Shortly after the website went live, Meta’s ad library started showing paid messages from taxpayers seeking medical accountability (https://www.facebook.com/ads/library/?active_status=all&ad_type=political_and_issue_ads&country=US&is_targeted_country=false&media_type=all&search_type=page&sort_data)[mode]=total_impressions&sort_data[direction]=desc&start date[min]=2026-01-20&Start date[max]=2026-02-19&view_all_page_id=976369355540250) For audiences in Broward and Tallahassee on Facebook and Instagram.

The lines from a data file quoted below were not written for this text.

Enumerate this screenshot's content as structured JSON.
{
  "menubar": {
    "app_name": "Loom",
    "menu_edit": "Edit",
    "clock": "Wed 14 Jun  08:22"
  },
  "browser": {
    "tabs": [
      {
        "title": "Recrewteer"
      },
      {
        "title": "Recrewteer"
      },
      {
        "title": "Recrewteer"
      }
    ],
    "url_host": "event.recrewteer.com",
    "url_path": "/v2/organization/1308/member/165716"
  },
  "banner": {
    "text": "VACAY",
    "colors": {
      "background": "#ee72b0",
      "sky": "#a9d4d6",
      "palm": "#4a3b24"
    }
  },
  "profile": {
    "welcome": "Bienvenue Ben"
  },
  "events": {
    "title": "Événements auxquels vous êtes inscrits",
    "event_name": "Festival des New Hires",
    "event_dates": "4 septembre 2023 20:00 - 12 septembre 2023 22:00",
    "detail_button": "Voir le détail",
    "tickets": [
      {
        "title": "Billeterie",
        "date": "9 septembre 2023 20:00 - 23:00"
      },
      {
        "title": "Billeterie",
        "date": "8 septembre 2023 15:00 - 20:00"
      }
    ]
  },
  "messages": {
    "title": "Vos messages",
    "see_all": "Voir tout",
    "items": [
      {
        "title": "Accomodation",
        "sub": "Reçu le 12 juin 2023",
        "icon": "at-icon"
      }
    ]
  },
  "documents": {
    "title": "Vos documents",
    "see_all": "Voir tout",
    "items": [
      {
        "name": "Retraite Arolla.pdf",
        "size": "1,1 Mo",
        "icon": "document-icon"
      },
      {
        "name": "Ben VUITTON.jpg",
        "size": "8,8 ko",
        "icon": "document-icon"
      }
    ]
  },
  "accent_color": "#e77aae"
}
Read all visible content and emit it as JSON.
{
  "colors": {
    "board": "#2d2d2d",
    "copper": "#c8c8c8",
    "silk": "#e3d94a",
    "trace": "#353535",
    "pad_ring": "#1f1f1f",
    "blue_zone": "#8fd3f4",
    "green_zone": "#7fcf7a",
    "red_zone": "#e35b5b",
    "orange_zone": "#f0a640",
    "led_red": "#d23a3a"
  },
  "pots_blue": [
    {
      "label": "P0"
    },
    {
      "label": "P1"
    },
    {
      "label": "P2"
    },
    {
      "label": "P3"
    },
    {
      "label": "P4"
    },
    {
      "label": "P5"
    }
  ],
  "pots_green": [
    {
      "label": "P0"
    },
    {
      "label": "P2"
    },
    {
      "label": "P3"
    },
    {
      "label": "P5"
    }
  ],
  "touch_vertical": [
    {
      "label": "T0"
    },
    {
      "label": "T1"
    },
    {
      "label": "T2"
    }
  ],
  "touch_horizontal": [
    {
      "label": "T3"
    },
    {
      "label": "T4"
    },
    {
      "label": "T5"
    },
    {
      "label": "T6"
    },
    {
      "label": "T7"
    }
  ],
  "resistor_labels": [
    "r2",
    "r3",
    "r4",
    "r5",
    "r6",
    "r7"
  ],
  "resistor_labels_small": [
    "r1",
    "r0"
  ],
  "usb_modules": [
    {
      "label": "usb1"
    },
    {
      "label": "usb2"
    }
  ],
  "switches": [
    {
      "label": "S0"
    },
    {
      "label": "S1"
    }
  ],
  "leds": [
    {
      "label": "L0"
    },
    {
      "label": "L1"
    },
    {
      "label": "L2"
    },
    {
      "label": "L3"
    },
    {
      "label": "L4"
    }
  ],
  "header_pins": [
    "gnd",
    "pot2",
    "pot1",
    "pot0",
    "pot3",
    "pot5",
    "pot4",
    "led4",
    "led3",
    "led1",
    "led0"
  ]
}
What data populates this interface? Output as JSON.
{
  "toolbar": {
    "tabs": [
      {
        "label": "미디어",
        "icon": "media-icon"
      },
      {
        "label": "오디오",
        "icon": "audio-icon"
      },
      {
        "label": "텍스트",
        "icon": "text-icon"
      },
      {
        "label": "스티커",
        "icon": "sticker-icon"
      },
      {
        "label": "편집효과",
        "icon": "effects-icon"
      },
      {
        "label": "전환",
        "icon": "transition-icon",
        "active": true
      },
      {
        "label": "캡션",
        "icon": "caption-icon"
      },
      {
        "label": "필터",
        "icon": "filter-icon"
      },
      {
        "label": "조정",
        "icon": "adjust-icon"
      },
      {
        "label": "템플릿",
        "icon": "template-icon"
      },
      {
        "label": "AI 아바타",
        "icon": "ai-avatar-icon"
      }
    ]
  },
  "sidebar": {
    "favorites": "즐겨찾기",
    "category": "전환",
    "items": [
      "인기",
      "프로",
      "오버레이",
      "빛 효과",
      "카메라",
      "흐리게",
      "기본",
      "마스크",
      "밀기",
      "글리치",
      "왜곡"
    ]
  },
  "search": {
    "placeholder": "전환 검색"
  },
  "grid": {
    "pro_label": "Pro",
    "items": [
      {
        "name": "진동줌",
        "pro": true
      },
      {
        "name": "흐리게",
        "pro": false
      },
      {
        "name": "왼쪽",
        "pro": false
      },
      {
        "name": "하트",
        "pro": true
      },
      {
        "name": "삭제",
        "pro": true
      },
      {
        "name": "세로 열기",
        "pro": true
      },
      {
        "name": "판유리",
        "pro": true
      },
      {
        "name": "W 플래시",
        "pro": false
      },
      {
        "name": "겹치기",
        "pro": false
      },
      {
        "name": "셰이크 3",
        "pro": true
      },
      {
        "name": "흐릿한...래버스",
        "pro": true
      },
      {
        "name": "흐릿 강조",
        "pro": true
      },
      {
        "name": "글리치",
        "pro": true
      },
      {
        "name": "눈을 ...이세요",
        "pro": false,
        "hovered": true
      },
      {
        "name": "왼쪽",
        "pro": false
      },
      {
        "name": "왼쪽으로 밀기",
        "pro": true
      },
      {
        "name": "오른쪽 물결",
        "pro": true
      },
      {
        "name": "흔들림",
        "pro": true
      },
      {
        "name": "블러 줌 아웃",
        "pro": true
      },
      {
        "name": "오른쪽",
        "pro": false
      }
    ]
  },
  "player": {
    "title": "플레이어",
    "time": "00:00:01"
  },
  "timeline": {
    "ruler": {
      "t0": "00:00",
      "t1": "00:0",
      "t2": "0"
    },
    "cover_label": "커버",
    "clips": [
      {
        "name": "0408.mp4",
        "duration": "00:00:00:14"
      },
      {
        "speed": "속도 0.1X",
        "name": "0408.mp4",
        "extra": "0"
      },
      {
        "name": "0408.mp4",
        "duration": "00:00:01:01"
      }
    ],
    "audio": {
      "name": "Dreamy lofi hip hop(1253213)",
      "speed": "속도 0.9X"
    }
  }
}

One ad warned that HB 1047 would allow “tax-funded hospital districts to merge without a popular vote” and said “less competition will lead to higher prices.” The language of these ads closely mirrors the Tyson Group’s question about changing the way the districts operate “toward a full merger…without transparency or voter approval,” but the bill itself would keep the two districts separate and would not authorize a merger.

There is little information publicly available about who is behind this campaign. Taxpayer medical liability documents do not list officers, board members, or major donors. The main detail is the connection with Future First in Florida. Filings for Florida’s Future First includes the basics needed for a 501(c)(4) organization, but does not name specific contributors, so the individuals or entities funding advertising cannot be easily identified from public records.

Taken together, the timing of the poll, the focus on merger scenarios that are absent from the bill’s text, the lack of sponsorship disclosure, and the overlap between that language and subsequent advertising indicate how some key parts of this debate are playing out in the public sphere.